I think the event that marked the turning point in sport and started it downhill was the Midwest's classic Dust Bowl game of 1975, when Eastern Reserve's great right end, Ed Pistachio, was shot by  a spectator. This man, the one who did the shooting, was seated well down in the stands near the forty-yard line on a bleak October afternoon and was so saturated with sport and with the disappointments of sport that he had clearly become deranged. With a minute and fifteen seconds to  play and the score tied, the Eastern Reserve quarterback had whipped a long pass over Army's heads into Pistachio's waiting arms. There was no other player anywhere near him, and all Pistachio had to do was catch the ball and run it across the line. He dropped it. At exactly this moment, the spectator - a man named Homer T. Parkinson, of 35 Edgemere Drive, Toledo, O.- suffered at least three other major disappointments in the realm of sport. His horse, Hiccough, on which he had a five- hundred-dollar bet, fell while getting away from the starting gate at Pimlico and broke its leg (clearly visible in the video); his favorite shortshop, Lucky Frimstitch, struck out and let three men die on base in the final game of the Series (to which Parkinson was tuned) ; and the Governor Dummer soccer team, on which Parkinson's youngest son played goalie, lost to Kent, 4-3, as recorded in the  sky overhead. Before anyone could stop him, he drew a gun and drilled Pistachio, before 954,000 persons, the largest crowd that had ever attended a football game and the second largest crowd that  had ever assembled for any sporting event in any month except July. 

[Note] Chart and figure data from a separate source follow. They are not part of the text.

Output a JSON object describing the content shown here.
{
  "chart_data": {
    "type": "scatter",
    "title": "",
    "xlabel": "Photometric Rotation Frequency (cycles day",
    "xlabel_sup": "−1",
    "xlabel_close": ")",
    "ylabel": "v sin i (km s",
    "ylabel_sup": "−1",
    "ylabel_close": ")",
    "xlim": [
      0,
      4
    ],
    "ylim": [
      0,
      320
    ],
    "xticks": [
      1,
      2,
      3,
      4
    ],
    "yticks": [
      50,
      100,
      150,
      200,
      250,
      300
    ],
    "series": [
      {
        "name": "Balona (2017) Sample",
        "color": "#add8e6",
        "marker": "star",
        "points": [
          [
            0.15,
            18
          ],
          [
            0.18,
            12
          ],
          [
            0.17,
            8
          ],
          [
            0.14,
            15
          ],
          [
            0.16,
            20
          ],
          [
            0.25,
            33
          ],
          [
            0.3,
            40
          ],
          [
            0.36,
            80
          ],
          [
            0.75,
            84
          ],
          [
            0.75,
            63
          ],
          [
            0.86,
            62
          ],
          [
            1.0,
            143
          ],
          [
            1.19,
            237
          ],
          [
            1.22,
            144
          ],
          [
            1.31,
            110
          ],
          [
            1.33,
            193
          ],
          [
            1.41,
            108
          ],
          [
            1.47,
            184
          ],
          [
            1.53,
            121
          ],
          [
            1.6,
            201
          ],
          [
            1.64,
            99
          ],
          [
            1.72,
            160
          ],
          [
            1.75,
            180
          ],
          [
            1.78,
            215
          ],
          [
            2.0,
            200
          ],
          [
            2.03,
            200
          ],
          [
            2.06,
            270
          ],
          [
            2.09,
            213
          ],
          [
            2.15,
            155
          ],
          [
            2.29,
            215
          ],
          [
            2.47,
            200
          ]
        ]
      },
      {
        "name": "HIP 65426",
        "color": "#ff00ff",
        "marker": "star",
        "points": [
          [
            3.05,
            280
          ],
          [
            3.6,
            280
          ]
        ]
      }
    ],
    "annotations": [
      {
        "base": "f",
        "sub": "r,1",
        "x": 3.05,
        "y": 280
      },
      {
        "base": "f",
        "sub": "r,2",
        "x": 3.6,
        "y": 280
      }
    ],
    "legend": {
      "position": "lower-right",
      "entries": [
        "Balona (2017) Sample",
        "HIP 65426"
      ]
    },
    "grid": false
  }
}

This tragedy, by itself, wouldn't have caused sport to decline, I suppose, but it set in motion a chain of other tragedies, the cumulative effect of which was terrific. Almost as soon as the shot was fired,  the news flash was picked up by one of the skywriters directly above the field. He glanced down to see whether he could spot the trouble below, and in doing so failed to see another skywriter approaching. The two planes collided and fell, wings locked, leaving a confusing trail of smoke, which  some observers tried  to interpret as a late sports score. The planes struck in the middle of the nearby eastbound coast-to-coast Sunlight Parkway, and a motorist driving a convertible coupe stopped so short, to avoid hitting them, that he was bumped from behind. The pile-up of cars that ensued involved 1,482 vehicles, a record for eastbound parkways. A total of more than three thousand persons lost their lives in the highway accident, including the two pilots, and when panic  broke out in the stadium, it cost another 872 in dead and injured. News of the disaster spread quickly to other sports arenas, and started other panics among the crowds trying to get to the exits, where they could buy a paper and study a list of the dead. All in all, the afternoon of sport cost 20,003 lives, a record. And nobody had much to show for it except one small Midwestern boy who hung around the smoking wrecks of the planes, captured some aero news-smoke in a milk bottle, and took it home as a souvenir. 

From that day on, sport waned. Through long, noncompetitive Saturday afternoons, the stadia slumbered. Even the parkways fell into disuse as motorists rediscovered the charms of old, twisty roads that led through main streets and past barnyards, with their mild congestions and pleasant smells.